Mainly in riot situations but also in for example Columbine shootings, SWAT did not go in to protect the students and engage the shooters but just surrounded the building for hours, You was on your own in that building.
YES. I was sufficiently fortunate & honored to have known NYPD Lt. John Perry,
an active member of Mensa and of the Libertarian Party in NY.
He perished while he was committing multiple acts of heroism
and of Individual courage on 9/11/1, when (against his Captain's orders)
he re-entered 2 World Trade Center to lead out an additional group
of victims (beyond those who he 'd already led to safety outside).
He pressed his luck too much: the building collapsed on him.
His remains were uncovered the next April.

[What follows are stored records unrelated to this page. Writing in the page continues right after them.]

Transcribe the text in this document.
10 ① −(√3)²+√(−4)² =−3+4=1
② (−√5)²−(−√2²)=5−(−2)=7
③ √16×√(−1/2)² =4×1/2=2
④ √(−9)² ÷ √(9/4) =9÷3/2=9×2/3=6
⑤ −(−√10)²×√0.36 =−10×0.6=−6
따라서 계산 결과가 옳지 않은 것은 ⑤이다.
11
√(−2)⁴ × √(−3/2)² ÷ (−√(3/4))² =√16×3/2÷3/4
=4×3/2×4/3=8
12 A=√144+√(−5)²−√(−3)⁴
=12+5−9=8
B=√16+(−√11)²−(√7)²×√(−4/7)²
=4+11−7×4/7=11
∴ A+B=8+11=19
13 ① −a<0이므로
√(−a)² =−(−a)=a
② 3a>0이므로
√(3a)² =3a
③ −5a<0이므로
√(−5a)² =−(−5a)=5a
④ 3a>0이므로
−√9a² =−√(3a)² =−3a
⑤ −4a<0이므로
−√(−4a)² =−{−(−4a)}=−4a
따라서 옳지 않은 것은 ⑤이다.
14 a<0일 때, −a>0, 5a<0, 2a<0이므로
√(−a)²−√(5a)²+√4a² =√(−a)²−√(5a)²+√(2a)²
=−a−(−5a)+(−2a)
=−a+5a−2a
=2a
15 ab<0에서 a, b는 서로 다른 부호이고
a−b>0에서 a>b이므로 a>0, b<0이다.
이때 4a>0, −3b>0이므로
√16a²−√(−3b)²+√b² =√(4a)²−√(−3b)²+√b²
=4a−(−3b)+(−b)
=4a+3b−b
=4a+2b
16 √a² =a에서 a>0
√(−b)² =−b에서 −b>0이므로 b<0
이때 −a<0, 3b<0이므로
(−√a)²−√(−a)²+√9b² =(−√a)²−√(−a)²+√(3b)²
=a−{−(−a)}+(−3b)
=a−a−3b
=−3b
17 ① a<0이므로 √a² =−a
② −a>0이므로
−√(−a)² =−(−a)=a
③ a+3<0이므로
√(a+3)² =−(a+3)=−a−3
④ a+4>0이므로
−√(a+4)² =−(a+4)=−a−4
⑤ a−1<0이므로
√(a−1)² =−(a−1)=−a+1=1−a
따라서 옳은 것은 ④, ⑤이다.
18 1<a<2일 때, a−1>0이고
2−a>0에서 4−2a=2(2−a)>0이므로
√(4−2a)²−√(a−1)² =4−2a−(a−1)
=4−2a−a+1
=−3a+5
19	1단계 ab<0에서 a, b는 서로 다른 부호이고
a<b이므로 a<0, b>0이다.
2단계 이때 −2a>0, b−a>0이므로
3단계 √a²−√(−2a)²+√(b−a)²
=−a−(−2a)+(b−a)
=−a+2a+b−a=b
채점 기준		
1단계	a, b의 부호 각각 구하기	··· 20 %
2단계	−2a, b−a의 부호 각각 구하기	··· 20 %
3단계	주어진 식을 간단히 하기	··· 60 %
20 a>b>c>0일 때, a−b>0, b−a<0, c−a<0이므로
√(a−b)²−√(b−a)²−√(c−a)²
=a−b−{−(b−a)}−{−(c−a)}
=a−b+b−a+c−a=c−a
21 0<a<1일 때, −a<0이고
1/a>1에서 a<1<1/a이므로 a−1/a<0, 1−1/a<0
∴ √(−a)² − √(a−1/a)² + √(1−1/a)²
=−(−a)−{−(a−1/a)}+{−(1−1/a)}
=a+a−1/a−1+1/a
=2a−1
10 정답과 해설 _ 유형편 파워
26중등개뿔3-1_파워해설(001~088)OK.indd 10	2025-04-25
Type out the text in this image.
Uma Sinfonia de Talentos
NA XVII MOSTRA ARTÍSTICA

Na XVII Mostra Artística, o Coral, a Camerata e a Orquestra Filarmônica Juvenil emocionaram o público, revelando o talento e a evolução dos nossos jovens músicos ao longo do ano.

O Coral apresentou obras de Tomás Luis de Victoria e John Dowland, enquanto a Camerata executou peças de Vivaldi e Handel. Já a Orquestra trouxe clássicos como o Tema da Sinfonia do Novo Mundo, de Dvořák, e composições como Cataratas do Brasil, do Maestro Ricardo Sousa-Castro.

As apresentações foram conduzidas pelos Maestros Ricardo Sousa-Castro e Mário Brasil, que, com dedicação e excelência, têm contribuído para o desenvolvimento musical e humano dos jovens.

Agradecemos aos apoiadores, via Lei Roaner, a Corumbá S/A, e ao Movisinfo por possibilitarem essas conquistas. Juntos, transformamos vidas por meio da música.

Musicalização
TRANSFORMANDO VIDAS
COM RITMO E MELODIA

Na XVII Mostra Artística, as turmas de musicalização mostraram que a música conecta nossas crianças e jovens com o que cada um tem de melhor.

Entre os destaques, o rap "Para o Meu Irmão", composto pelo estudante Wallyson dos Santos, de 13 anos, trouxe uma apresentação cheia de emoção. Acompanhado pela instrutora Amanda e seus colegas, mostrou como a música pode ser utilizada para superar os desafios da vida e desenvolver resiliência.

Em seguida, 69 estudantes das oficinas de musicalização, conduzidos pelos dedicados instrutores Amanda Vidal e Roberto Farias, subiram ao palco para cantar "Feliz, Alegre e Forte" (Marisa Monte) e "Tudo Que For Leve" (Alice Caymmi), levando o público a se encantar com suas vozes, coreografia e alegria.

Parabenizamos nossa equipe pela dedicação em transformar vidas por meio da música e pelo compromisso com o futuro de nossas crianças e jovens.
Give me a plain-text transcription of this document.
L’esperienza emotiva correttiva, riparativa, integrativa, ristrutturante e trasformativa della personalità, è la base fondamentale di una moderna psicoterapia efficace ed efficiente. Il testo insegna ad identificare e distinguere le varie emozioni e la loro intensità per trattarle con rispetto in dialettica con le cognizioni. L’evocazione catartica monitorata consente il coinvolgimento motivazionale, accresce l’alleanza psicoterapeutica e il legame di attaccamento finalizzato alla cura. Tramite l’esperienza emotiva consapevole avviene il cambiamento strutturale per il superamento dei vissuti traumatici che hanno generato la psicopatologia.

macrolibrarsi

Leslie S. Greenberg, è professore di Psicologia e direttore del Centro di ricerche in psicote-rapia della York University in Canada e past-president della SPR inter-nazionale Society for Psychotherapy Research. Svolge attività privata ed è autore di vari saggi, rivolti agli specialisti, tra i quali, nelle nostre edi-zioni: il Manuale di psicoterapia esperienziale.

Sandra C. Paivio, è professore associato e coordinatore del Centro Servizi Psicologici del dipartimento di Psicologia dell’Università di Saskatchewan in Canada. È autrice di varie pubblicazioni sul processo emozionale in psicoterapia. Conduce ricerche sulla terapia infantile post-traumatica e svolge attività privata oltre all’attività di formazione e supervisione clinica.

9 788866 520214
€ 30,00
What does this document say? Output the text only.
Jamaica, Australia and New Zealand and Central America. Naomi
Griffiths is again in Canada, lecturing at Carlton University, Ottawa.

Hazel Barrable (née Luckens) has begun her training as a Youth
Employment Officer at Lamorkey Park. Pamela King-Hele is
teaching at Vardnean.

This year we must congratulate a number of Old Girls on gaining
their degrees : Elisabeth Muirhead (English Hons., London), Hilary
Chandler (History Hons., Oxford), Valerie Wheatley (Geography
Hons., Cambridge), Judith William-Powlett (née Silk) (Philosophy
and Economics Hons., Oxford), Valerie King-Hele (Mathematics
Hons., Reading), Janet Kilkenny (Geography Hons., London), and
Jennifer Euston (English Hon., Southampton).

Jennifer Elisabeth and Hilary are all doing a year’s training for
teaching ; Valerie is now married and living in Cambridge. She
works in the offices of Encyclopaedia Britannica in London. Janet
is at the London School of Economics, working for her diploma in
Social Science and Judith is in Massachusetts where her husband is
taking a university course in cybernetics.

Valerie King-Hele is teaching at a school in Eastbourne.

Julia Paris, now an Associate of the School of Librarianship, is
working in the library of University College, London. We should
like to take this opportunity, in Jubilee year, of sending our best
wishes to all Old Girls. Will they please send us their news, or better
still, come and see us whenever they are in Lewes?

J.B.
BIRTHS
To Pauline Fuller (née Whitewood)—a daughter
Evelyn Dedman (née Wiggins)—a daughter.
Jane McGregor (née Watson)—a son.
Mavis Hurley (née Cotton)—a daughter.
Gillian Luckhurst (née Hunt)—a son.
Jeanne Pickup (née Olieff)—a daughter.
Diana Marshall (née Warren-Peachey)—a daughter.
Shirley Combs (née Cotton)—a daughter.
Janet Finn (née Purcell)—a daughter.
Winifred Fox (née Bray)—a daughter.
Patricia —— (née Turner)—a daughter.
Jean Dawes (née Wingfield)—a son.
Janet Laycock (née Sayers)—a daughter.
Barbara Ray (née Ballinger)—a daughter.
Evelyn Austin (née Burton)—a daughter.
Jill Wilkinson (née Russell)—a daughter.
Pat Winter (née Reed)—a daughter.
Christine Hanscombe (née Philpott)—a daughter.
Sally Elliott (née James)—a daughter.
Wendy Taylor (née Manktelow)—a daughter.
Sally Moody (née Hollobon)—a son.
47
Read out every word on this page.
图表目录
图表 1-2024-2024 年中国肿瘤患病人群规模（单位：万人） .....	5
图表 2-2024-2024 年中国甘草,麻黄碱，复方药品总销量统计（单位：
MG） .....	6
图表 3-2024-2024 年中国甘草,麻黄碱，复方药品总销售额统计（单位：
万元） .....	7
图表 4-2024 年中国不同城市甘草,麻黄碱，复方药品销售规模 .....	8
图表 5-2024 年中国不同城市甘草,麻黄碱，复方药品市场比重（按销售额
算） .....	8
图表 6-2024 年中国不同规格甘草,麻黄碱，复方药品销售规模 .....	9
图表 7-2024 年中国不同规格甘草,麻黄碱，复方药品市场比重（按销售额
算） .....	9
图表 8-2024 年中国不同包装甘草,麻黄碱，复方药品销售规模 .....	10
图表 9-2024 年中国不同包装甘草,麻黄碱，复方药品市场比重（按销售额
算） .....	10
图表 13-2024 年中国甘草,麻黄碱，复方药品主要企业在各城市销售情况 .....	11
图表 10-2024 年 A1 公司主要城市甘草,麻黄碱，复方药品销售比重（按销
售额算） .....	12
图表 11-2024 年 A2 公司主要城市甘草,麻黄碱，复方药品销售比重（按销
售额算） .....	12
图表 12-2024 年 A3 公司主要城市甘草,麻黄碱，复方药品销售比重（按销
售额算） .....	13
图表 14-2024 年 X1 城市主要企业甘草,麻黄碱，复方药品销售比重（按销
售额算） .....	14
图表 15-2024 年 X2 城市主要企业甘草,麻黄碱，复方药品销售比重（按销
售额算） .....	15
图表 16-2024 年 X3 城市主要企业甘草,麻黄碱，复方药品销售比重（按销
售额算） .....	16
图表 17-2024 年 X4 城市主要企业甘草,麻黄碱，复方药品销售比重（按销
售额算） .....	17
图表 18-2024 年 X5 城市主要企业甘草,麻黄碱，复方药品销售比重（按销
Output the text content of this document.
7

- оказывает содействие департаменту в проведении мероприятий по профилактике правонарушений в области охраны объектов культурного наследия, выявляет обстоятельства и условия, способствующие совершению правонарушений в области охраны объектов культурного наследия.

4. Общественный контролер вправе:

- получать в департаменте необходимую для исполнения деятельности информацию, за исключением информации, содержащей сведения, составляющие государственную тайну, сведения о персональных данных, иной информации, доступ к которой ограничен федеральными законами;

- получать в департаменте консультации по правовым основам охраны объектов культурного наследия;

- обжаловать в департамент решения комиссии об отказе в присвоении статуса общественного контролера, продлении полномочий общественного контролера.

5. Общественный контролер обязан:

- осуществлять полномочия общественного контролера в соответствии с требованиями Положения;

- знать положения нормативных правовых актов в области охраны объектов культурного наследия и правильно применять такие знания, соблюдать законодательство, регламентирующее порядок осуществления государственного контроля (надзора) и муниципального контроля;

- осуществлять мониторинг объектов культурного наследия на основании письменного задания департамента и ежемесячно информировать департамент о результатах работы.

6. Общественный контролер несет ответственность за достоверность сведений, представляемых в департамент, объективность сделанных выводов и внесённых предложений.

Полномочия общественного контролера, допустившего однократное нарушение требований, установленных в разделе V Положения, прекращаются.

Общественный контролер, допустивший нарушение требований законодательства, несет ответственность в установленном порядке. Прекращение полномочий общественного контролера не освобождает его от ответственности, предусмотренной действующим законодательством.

After 9/11/1, at a meeting of the Libertarian Party in NY,
addressing the group, he commented that the police
at Columbine High School were a bunch of cowards,
for lingering outside for so long afraid to enter.

Walter put it very well in referring to them as:
"better traffic wardens".

Reginald Denny was getting stomped on national TV,
from sea to shining sea, for the best part of an hour,
with NO assistance from police, while very serious injuries
from which he has not recovered to this day, were being publicly inflicted.
Like the victims in Columbine and in the theater, he was un-armed
and, in that respect, he was un-wise.

( tho I wonder how far into the future,
I will be physically able to support the weight of a gun, walking in the street )




David
OmSigDAVID
 
  1  
Reply Wed 25 Jul, 2012 04:02 am

Its very sad that of the customers in that theater
EVERYONE obayed its prohibition against personal firearms (except James Holmes)
and no one had a magnum revolver; very sad.

With a gun of sufficient power,
the predator coud have been knocked over backward,
whereupon the victims coud jump on him.

Its a little embarrassing that the only libertarian in the theater was James Holmes.
The others all obayed the anti-gun rule; very sad. I 'm sure that Mr. Holmes thought that thay were GOOD little victims.